Le quotazioni dei Magnificent 7 pesano più di un terzo dell’S&P 500

L’ultima rassegna trimestrale della Bis di Basilea ci consegna un’informazione che racconta molto del nostro tempo estremo: l’aumento stratosferico del peso specifico delle quotazioni delle cosiddetta Magnificent 7, ossia i grandi gruppi tecnologici, sul totale delle quotazioni dell’S&P 500.

Il dato non ha bisogno di molti commenti. Complice una costante crescita delle quotazioni, stimolate dalle prospettive di profitto sull’IA, le M7 hanno visto passare il loro peso relativo dal 20% del novembre 2022 al 35% del novembre 2025, quasi raddoppiandolo nello spazio di tre anni. Anni eccezionali, sicuramente. Nel corso dei quali una nuova mitologia, quella dell’intelligenza artificiale, si è impossessata della nostra immaginazione. Al punto che sempre più analisti si chiedono che questa nuova mania non rischi di farci assistere alla replica di quella che alla fine degli anni Novanta fu incarnata dalla cosiddetta New Economy, che poi si rivelò una clamorosa bolla.

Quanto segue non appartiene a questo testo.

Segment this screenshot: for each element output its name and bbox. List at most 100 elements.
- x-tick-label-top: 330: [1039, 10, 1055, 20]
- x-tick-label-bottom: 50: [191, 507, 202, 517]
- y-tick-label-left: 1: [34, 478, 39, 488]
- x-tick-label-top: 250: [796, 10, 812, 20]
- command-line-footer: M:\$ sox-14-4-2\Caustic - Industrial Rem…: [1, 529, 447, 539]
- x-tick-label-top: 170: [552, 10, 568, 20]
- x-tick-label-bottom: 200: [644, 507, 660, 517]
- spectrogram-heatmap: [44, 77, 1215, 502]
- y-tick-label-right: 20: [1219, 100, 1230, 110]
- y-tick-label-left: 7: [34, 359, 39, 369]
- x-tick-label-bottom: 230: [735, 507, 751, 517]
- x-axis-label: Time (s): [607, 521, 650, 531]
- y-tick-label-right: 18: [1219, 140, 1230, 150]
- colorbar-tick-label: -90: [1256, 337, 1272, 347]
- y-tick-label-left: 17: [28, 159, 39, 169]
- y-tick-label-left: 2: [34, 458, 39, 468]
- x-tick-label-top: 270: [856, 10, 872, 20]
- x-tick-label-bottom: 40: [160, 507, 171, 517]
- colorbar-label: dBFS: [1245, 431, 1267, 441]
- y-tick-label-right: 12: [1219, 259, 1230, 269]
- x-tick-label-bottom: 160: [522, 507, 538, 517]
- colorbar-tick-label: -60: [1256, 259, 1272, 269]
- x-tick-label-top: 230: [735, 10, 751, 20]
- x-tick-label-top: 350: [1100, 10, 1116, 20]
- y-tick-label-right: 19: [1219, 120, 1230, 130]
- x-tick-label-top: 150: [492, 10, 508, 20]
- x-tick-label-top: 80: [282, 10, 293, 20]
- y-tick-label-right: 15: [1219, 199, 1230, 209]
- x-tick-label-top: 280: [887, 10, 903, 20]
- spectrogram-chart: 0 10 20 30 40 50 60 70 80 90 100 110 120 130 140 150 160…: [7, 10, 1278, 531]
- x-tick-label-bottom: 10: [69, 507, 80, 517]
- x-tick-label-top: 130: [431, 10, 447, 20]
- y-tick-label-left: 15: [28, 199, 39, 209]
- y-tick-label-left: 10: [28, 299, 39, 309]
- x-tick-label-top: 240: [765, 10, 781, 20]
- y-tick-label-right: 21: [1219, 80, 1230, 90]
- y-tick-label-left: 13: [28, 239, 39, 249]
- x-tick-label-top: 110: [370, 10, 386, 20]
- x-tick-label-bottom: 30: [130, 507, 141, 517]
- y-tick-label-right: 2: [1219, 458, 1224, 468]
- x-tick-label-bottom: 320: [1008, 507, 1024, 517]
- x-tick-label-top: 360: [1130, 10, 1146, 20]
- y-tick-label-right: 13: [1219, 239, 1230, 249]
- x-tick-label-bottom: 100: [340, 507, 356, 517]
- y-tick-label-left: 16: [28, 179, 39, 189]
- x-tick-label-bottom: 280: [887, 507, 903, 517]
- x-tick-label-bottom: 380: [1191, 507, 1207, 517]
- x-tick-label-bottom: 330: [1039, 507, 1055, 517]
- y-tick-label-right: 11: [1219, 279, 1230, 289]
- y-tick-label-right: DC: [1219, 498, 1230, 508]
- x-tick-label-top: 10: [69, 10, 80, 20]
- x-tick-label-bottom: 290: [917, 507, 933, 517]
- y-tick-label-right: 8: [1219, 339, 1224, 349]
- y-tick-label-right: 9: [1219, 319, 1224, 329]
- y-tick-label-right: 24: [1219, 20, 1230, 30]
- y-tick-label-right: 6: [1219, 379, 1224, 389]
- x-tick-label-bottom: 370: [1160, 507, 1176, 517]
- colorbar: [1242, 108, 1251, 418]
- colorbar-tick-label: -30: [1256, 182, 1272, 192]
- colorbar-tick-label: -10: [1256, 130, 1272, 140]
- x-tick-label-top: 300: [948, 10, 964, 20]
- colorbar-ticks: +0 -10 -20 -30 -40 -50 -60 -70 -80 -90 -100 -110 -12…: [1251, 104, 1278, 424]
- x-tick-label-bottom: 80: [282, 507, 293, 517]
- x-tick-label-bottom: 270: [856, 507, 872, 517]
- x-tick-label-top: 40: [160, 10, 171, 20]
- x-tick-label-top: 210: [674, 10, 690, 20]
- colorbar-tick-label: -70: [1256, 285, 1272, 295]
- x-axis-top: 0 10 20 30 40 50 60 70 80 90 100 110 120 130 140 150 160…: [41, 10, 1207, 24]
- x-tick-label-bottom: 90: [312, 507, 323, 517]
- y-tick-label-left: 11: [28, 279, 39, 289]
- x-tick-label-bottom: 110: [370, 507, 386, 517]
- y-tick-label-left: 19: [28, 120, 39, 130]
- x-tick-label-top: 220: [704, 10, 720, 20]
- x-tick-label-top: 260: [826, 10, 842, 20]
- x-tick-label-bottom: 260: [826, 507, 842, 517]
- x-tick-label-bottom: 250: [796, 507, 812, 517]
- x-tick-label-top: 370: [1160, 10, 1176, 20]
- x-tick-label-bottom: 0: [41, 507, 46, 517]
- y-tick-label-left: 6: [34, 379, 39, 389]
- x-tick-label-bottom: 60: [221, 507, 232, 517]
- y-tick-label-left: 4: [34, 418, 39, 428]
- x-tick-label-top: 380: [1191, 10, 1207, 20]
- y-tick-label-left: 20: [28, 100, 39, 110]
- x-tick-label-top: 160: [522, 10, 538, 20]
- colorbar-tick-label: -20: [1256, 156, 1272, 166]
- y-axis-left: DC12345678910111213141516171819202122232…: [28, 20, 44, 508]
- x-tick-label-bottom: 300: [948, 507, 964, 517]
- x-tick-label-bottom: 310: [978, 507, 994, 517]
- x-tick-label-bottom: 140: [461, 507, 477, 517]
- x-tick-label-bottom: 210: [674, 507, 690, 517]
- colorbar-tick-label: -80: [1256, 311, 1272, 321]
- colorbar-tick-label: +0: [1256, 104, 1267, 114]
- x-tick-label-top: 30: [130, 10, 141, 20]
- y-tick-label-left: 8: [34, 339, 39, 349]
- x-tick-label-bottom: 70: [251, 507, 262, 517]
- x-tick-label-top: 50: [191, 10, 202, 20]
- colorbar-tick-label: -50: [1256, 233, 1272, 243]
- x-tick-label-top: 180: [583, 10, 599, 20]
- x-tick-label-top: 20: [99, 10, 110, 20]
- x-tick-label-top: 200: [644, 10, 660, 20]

All’epoca della bolla di Internet, il peso dei titoli tecnologici sul totale del listino era persino superiore a quello attuale. Ma ci sono alcune differenze che lasciano sperare che non ci stiamo dirigendo verso un qualche tipo di sboom, più o meno catastrofico. Una in particolare. Negli anni Novante le quotazioni delle aziende crescevano magnificamente, ma gli utili non si vedevano. Oggi invece sì.

Il grafico in basso a destra ci dice che da ottobre 2024 i profitti delle M7 sono cresciuti di un robusto 30%. E questo è un argomento valido a favore di chi sostiene che “questa volta sarà diverso” (cit.). E c’è da sperarci, quantomeno, visto il rilievo a dir poco sistemico che tutta la filiera dell’IA ha finito con l’assumere nel circuito economico. Non solo perché fa crescere le quotazioni azionarie, ma anche perché favorisce gli incrementi di produttività, i commerci e quindi quel flusso di crescita che ancora resiste fra i mille problemi che assillano l’economia internazionale.

Per dirlo con le parole della Bis, “la crescente quota del settore tecnologico nella capitalizzazione di mercato complessiva amplifica i rischi di ricadute sugli asset rischiosi in generale, qualora gli investitori riconsiderassero le proprie aspettative sulla redditività. Sebbene finora le notizie deludenti e isolate sugli
utili di alcune aziende non si siano propagate al più ampio settore M7 o tecnologico, alcuni
dei recenti episodi di volatilità possono essere ricondotti alle crescenti preoccupazioni sulla redditività
di ingenti investimenti in data center e tecnologie legate all’intelligenza artificiale”.

Un altro elemento, messo in evidenza dalla Banca, suggerisce che questa ondata d entusiasmo vada presa con prudenza. Si è osservato, infatti, che i notevoli afflussi nell’azionario Usa, osservati specialmente nel settore degli ETF, sono alimentati assai più dagli investitori retail che dagli istituzionali, che hanno discretamente iniziato a uscire.

Questa sfumatura ricorda uno dei milioni di aneddoti che fiorirono all’indomani della cresi del 1929, attribuito a un trader spericolato di quegli anni che si decise a chiudere tutte le posizioni ascoltando il suo barbiere che gli dava consigli di investimento in borsa. In quel momento capì che la bonanza era finita. Era il momento di fuggire. Il fatto che l’abbia raccontata ci lascia immaginare che se la sia cavata bene. Non abbiamo notizie del barbiere.